I do find Beethoven's 9th's "Ode to Joy" movement exhilarating, but overall I find it excessively idealistic and naive. Not to mention that the poetry is decidedly anti-Christian with its secular-humanistic raving about a brotherhood of man, its imagery of God as some kind of impersonal Buddha that's just as pleased as punch with everything, and the grossly sentimental "I kiss the whole world" (my paraphrase).
I find I have to turn a blind eye to what's really going on in "traditional" art in order to get the enjoyment out of it that everyone else seems to be getting. If we were to censure all art that was not edifying there would be virtually nothing left, certainly very little of what we are most familiar with and now call "great."
For me, modern art faces contemporary issues, and similarly produces in me a willingness to face myself honestly.
Contemporary art has always done this: in the 18th century it dealt with the achievements of humanism, the rise of individual rights and freedoms, the dominion of Man over the chaos of nature. In the 19th century it was the overthrow of all forms of hierarchy, of following one's fantasies. These works of art certainly are powerful, but they are not "safe." The only reason they are not rated PG-13 or R is because "we have become more primitive" (great words from a colleague) and can't or refuse to understand the art we enjoy.
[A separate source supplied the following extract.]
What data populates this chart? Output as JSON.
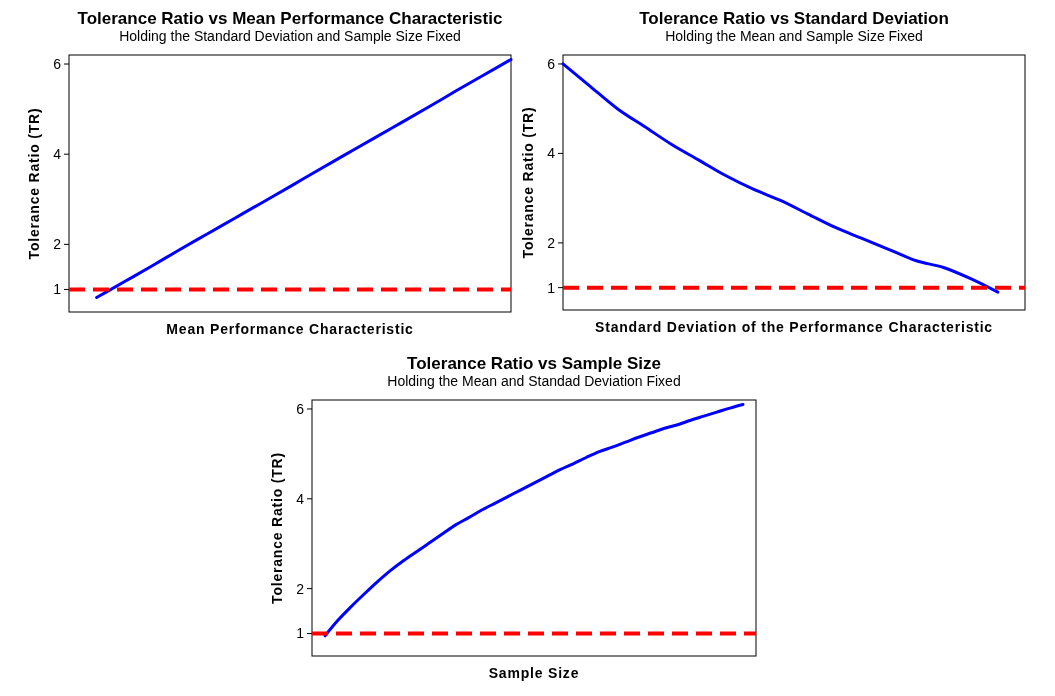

If we did, we would be more careful with art and not use it as decoration or background noise.
20th-century art, called "Modern," deals very emotionally with feelings of isolation, perdition and despair that naturally come from our culture's embracing of secularism. Why would I want to interact with these terrible feelings? Well, first of all, I don't like "Modern" art; I only study it because I have to. It makes me want to point my finger and say, "See? This is what the so-called Enlightenment has brought you! Are you happy now?" But secondly, I admit I sometimes feel lonely, lost and sad. Perky music doesn't always reflect who I am. Sometimes Mozart's version of "sad" is too antiquated for the version of sad I feel.
I don't know if I believe in the transcendent quality of art: did Bach capture some essence of beauty or goodness that flows from 1720 into my soul? If he did it's a miracle, and it is God's work, not Bach's. Mostly, I am extremely skeptical of statements about the fundamental goodness and beauty of traditional art for reasons made clear by some of the above paragraphs. I do not believe under any circumstances that something is good because I (or you) like it. It is my experience that I like it if it is bad. Conversely, if I don't like it at first and come to love it over time, maybe it is good. So much for Pachelbel's Canon. (That was a little bit tongue-in-cheek.)
How can I summarize my thoughts? I haven't even asked an eighth of the questions that are floating around in my mind. Here are some more of them:
What is the difference between "feeling good" and hedonism?
Can shock art have a place in society?
I firmly believe that traditional, religious art belongs in Church. That is not a place for "experimenting": it is a place for innocence and straightforwardness (not shock-value, cynicism or sarcasm), order and peace, focus and the most uplifting thoughts on virtue, goodness and beauty.
I am impatient with art that is purposefully ugly. "Message" art--popular lately--like installations and the stuff that happens at "happenings" is rather weak and seems to me to be more fitting for parliament or a cocktail party than a gallery or concert hall.
That being said--what is the role of art outside the Church? For me, this notion is explained through art as prophecy. The prophets were compelled to do things and say things that would have been absolutely inappropriate had they done them in the Holy of Holies rather than out in society in general.
Is there something fundamentally wrong with the abstract and the absurd? If so, why do I like these genres best?
Forgive me for my chaotic sentences and thoughts. I hope one day I can find a way to say what I mean.